La portée relative et provisoire de la décision du Procureur.- Conformément à l'article 15, § 3 du Statut de Rome, la décision du Procureur d'ouvrir une enquête ne produit aucun effet tant qu'elle n'est pas validée ou ratifiée par le Juge594(*). Le Procureur est donc obligé de présenter à la Chambre préliminaire une demande d'autorisation, en prenant soin d'annexer à sa requête tout élément qui vient au soutènement de son argumentation. La Chambre préliminaire peut ne pas autoriser le Procureur d'ouvrir une enquête595(*). Raisonnablement, elle vérifie au préalable le bien fondé des renseignements que le Procureur a recueillis, en appréciant souverainement la valeur probante de toute charge retenue contre la personne suspecte. En cette occurrence, l'action du Juge consiste à encadrer les diligences du Procureur, à en fixer les limites. A cet égard, le Juge prend en considération le respect des garanties reconnues à toutes les personnes privées qui interviennent dans cette procédure.
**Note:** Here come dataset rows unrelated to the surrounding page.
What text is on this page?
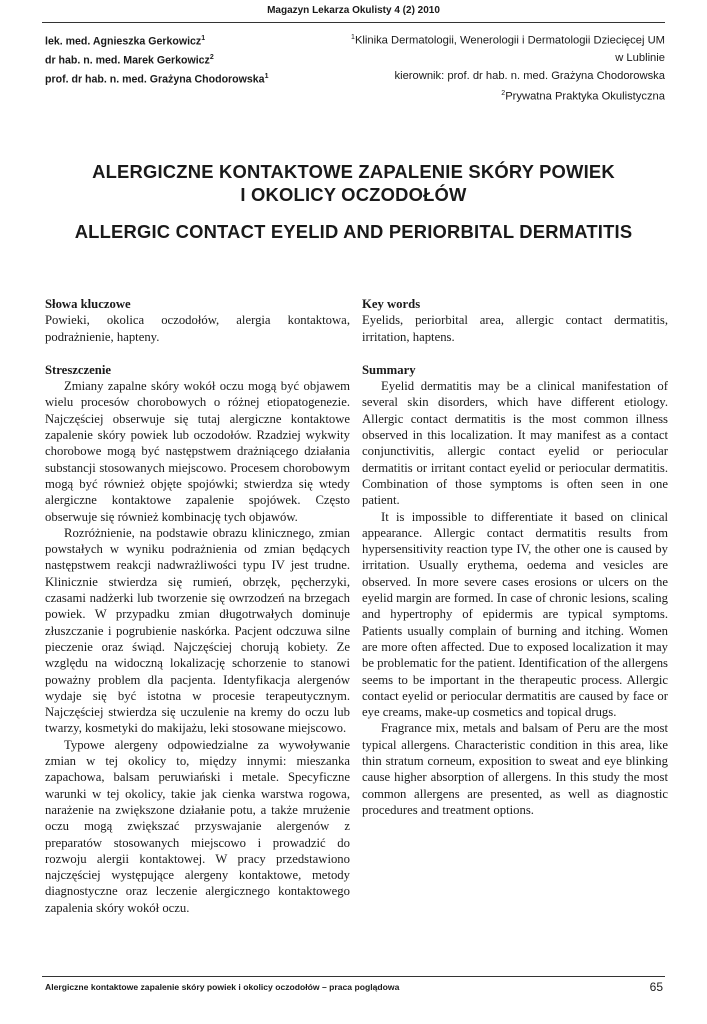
Magazyn Lekarza Okulisty 4 (2) 2010
lek. med. Agnieszka Gerkowicz$^1$
dr hab. n. med. Marek Gerkowicz$^2$
prof. dr hab. n. med. Grażyna Chodorowska$^1$
$^1$Klinika Dermatologii, Wenerologii i Dermatologii Dziecięcej UM
w Lublinie
kierownik: prof. dr hab. n. med. Grażyna Chodorowska
$^2$Prywatna Praktyka Okulistyczna
ALERGICZNE KONTAKTOWE ZAPALENIE SKÓRY POWIEK
I OKOLICY OCZODOŁÓW
ALLERGIC CONTACT EYELID AND PERIORBITAL DERMATITIS
Słowa kluczowe

Powieki, okolica oczodołów, alergia kontaktowa, podrażnienie, hapteny.

Streszczenie

Zmiany zapalne skóry wokół oczu mogą być objawem wielu procesów chorobowych o różnej etiopatogenezie. Najczęściej obserwuje się tutaj alergiczne kontaktowe zapalenie skóry powiek lub oczodołów. Rzadziej wykwity chorobowe mogą być następstwem drażniącego działania substancji stosowanych miejscowo. Procesem chorobowym mogą być również objęte spojówki; stwierdza się wtedy alergiczne kontaktowe zapalenie spojówek. Często obserwuje się również kombinację tych objawów.

Rozróżnienie, na podstawie obrazu klinicznego, zmian powstałych w wyniku podrażnienia od zmian będących następstwem reakcji nadwrażliwości typu IV jest trudne. Klinicznie stwierdza się rumień, obrzęk, pęcherzyki, czasami nadżerki lub tworzenie się owrzodzeń na brzegach powiek. W przypadku zmian długotrwałych dominuje złuszczanie i pogrubienie naskórka. Pacjent odczuwa silne pieczenie oraz świąd. Najczęściej chorują kobiety. Ze względu na widoczną lokalizację schorzenie to stanowi poważny problem dla pacjenta. Identyfikacja alergenów wydaje się być istotna w procesie terapeutycznym. Najczęściej stwierdza się uczulenie na kremy do oczu lub twarzy, kosmetyki do makijażu, leki stosowane miejscowo.

Typowe alergeny odpowiedzialne za wywoływanie zmian w tej okolicy to, między innymi: mieszanka zapachowa, balsam peruwiański i metale. Specyficzne warunki w tej okolicy, takie jak cienka warstwa rogowa, narażenie na zwiększone działanie potu, a także mrużenie oczu mogą zwiększać przyswajanie alergenów z preparatów stosowanych miejscowo i prowadzić do rozwoju alergii kontaktowej. W pracy przedstawiono najczęściej występujące alergeny kontaktowe, metody diagnostyczne oraz leczenie alergicznego kontaktowego zapalenia skóry wokół oczu.

Key words

Eyelids, periorbital area, allergic contact dermatitis, irritation, haptens.

Summary

Eyelid dermatitis may be a clinical manifestation of several skin disorders, which have different etiology. Allergic contact dermatitis is the most common illness observed in this localization. It may manifest as a contact conjunctivitis, allergic contact eyelid or periocular dermatitis or irritant contact eyelid or periocular dermatitis. Combination of those symptoms is often seen in one patient.

It is impossible to differentiate it based on clinical appearance. Allergic contact dermatitis results from hypersensitivity reaction type IV, the other one is caused by irritation. Usually erythema, oedema and vesicles are observed. In more severe cases erosions or ulcers on the eyelid margin are formed. In case of chronic lesions, scaling and hypertrophy of epidermis are typical symptoms. Patients usually complain of burning and itching. Women are more often affected. Due to exposed localization it may be problematic for the patient. Identification of the allergens seems to be important in the therapeutic process. Allergic contact eyelid or periocular dermatitis are caused by face or eye creams, make-up cosmetics and topical drugs.

Fragrance mix, metals and balsam of Peru are the most typical allergens. Characteristic condition in this area, like thin stratum corneum, exposition to sweat and eye blinking cause higher absorption of allergens. In this study the most common allergens are presented, as well as diagnostic procedures and treatment options.

Alergiczne kontaktowe zapalenie skóry powiek i okolicy oczodołów – praca poglądowa	65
* 588 Art. 14, Statut du Tribunal militaire international de Nuremberg annexé à l'Accord de Londres, 8 août 1945.

* 589 Art. 8, Charte du Tribunal militaire international pour l'Extrême-Orient, 19 janvier 1946.

* 590 Art. 18, §1, Statut du Tribunal pénal international pour l'ex-Yougoslavie ; art. 17, §1, Statut du Tribunal pénal international pour le Rwanda.

* 591 Art. 42, §1, Statut de Rome.

* 592 LOUNICI David, « La procédure préliminaire mise en oeuvre par les Chambres préliminaires de la Cour pénale internationale », KOLB Robert (dir.), op. cit., p. 273 ; Rapport du Comité préparatoire pour la création d'une cour criminelle internationale, Assemblée générale, 51ème session, mars-avril et août 1996, Doc. A/51/22, Supplément n° 22, vol. I, § 228 : « (...) Il a été suggéré qu'une chambre soit créée pour contrôler les enquêtes du Procureur, pour leur donner une autorité judiciaire, pour statuer sur les demandes concernant la coopération des Etats, pour assurer l'égalité entre l'accusation et la défense et pour permettre au suspect de demander que certaines enquêtes soient effectuées (...) ».

* 593 LOUNICI David, « La procédure préliminaire mise en oeuvre par les Chambres préliminaires de la Cour pénale internationale », KOLB Robert (dir.), op. cit., p. 273.

 

* 594 QUATTROCOLO SERENA, « Le rôle du Procureur à la Cour pénale internationale : Quelques brèves réflexions », CHIAVARO Mario (dir.), op. cit., p. 368.

* 595 Art. 15, §§ 4-5, Statut de Rome.